- Directed by: Jules White
- Written by: Jack White
- Produced by: Jules White
- Starring: Moe Howard Larry Fine Joe Besser Benny Rubin Doreen Woodbury Emil Sitka Lorraine Crawford Harriette Tarler Marilyn Hanold
- Cinematography: Henry Freulich
- Edited by: Saul A. Goodkind
- Distributed by: Columbia Pictures
- Release date: April 18, 1957 (U.S.);
- Running time: 16:15
- Country: United States
- Language: English

= Space Ship Sappy =

1957 film by Jules White

Space Ship Sappy is a 1957 short subject directed by Jules White starring American slapstick comedy team The Three Stooges (Moe Howard, Larry Fine and Joe Besser). It is the 178th entry in the series released by Columbia Pictures starring the comedians, who released 190 shorts for the studio between 1934 and 1959.

==Plot==
The Stooges meet up with Professor A.K. Rimple, an eccentric figure, and his daughter, who solicit the trio's assistance in a space expedition. Embarking on the mission, they arrive at the planet Sunev (a reverse spelling of Venus), where they encounter three captivating female extraterrestrials. Initially, an amicable interaction ensues, marked by literal sparks when the aliens bestow kisses upon the Stooges. However, the situation takes a perilous turn as the female beings exhibit cannibalistic tendencies, threatening to extract the Stooges' blood.

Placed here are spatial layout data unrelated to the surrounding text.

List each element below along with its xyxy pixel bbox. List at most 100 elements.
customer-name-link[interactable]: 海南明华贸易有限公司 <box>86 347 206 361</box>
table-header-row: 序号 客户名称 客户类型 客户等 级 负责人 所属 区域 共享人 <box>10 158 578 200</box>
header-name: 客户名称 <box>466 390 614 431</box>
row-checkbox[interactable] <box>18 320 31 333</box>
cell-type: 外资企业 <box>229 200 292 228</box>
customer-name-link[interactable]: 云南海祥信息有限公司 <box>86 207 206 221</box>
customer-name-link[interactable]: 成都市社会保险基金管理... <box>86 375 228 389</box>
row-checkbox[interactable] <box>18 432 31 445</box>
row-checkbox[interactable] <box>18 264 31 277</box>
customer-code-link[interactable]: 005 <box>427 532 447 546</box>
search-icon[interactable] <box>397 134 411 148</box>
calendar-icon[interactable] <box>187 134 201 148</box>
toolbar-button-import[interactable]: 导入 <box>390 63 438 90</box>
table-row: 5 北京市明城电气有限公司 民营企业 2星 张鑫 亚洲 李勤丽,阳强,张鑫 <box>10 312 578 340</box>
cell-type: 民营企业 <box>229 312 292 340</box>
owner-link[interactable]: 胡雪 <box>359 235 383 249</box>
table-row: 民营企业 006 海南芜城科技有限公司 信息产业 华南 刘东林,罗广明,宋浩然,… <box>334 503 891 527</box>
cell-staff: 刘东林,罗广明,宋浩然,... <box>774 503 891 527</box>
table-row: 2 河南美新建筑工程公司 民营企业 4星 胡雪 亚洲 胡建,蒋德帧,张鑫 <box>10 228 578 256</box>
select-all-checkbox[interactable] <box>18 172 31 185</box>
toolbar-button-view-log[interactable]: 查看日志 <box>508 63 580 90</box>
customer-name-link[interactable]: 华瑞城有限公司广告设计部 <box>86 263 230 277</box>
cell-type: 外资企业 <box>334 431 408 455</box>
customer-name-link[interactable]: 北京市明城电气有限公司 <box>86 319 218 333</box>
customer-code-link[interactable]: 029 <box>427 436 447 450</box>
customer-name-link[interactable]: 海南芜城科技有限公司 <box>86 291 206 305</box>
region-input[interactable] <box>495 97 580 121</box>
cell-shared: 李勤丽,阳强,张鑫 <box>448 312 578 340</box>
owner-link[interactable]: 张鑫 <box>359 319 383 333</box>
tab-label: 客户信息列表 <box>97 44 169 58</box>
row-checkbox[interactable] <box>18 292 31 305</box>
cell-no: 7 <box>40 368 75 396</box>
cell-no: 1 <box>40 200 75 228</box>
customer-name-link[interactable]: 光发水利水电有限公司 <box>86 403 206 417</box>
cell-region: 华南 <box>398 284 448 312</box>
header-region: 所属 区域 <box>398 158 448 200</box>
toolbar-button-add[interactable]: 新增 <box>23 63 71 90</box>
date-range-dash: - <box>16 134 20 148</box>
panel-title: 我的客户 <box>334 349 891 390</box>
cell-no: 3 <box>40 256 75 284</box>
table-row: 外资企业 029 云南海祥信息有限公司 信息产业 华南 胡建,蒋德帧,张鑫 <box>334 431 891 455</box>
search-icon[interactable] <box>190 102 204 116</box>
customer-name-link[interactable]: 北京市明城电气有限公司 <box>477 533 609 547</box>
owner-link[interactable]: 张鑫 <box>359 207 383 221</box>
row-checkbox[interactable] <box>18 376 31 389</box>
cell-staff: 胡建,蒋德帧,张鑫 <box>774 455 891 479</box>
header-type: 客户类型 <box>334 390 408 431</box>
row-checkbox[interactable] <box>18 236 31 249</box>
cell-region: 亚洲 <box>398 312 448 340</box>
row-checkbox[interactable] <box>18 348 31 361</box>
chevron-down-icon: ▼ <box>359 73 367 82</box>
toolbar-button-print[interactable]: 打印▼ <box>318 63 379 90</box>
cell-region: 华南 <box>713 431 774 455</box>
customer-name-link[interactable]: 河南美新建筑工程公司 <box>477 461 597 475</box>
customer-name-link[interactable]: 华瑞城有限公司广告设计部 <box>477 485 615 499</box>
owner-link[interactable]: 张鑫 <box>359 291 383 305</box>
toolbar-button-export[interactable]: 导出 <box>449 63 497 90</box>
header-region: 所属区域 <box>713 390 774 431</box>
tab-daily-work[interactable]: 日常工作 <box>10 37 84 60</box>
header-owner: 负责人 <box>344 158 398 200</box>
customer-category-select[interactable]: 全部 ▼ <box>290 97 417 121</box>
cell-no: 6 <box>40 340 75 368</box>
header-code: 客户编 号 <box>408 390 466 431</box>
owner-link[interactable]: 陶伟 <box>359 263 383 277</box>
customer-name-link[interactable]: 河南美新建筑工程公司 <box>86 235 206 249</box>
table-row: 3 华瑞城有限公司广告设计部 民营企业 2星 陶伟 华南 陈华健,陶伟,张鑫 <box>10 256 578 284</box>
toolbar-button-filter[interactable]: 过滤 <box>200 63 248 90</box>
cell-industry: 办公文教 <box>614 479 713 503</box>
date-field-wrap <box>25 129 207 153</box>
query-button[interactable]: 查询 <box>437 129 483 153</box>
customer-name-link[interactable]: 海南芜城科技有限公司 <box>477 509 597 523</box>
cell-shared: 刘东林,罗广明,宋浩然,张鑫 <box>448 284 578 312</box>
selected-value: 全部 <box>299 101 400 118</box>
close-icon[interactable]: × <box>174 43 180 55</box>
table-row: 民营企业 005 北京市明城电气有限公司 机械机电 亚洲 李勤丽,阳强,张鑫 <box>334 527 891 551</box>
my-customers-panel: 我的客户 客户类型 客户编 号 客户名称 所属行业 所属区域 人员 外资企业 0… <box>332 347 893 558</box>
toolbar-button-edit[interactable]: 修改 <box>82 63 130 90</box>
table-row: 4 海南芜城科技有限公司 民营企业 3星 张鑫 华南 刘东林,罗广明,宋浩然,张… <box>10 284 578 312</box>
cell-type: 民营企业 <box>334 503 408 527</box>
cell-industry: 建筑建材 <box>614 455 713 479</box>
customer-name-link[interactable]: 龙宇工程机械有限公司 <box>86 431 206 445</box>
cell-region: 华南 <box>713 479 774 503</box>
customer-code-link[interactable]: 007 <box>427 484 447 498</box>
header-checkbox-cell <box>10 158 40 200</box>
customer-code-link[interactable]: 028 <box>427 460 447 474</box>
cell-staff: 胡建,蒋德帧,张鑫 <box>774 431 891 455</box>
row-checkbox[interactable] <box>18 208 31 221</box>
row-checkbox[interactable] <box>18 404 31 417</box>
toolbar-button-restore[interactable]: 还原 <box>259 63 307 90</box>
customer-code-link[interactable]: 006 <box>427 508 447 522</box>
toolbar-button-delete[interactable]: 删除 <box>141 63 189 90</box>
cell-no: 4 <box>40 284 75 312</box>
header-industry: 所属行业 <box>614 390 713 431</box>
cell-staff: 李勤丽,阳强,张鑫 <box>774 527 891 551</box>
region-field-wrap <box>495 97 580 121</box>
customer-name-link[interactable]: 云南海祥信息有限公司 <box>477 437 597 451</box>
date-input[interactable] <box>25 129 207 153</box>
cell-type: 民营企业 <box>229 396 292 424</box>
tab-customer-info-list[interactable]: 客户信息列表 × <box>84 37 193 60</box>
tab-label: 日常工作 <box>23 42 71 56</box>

Despite the impending danger, the Stooges manage a daring escape when a colossal lizard emerges on the horizon, causing the alien women to flee. Hastily reboarding the rocket ship, they inadvertently render the Professor and his daughter unconscious before departing for Earth. Upon their return, the Stooges regale an assembled audience with the tale of their interstellar escapade. However, their account is met with skepticism, and they are mockingly bestowed with an accolade by the Liars Club, recognizing them as the preeminent purveyors of tall tales.

==Cast==
- Moe Howard as Moe
- Larry Fine as Larry
- Joe Besser as Joe
- Benny Rubin as Professor A. K. Rimple
- Doreen Woodbury as Lisa Rimple
- Lorraine Crawford as Fauna
- Marilyn Hanold as Flora
- Harriette Tarler as 3rd Amazon
- Emil Sitka as Liars Club MC

==Production notes==
Space Ship Sappy was filmed on August 27–29, 1956.
49-year-old Joe Besser suffered a mild heart attack shortly after filming was completed. Production of the Stooge shorts went on hiatus to allow Besser time to recover. Production eventually resumed on November 19 with Horsing Around.

Space Ship Sappy features Moe and Larry's more "gentlemanly" haircuts, first suggested by Joe Besser. However, these had to be used sparingly, as most of the shorts with Besser were remakes of earlier films, and new footage had to be matched with old. Larry mentions Elvis Presley.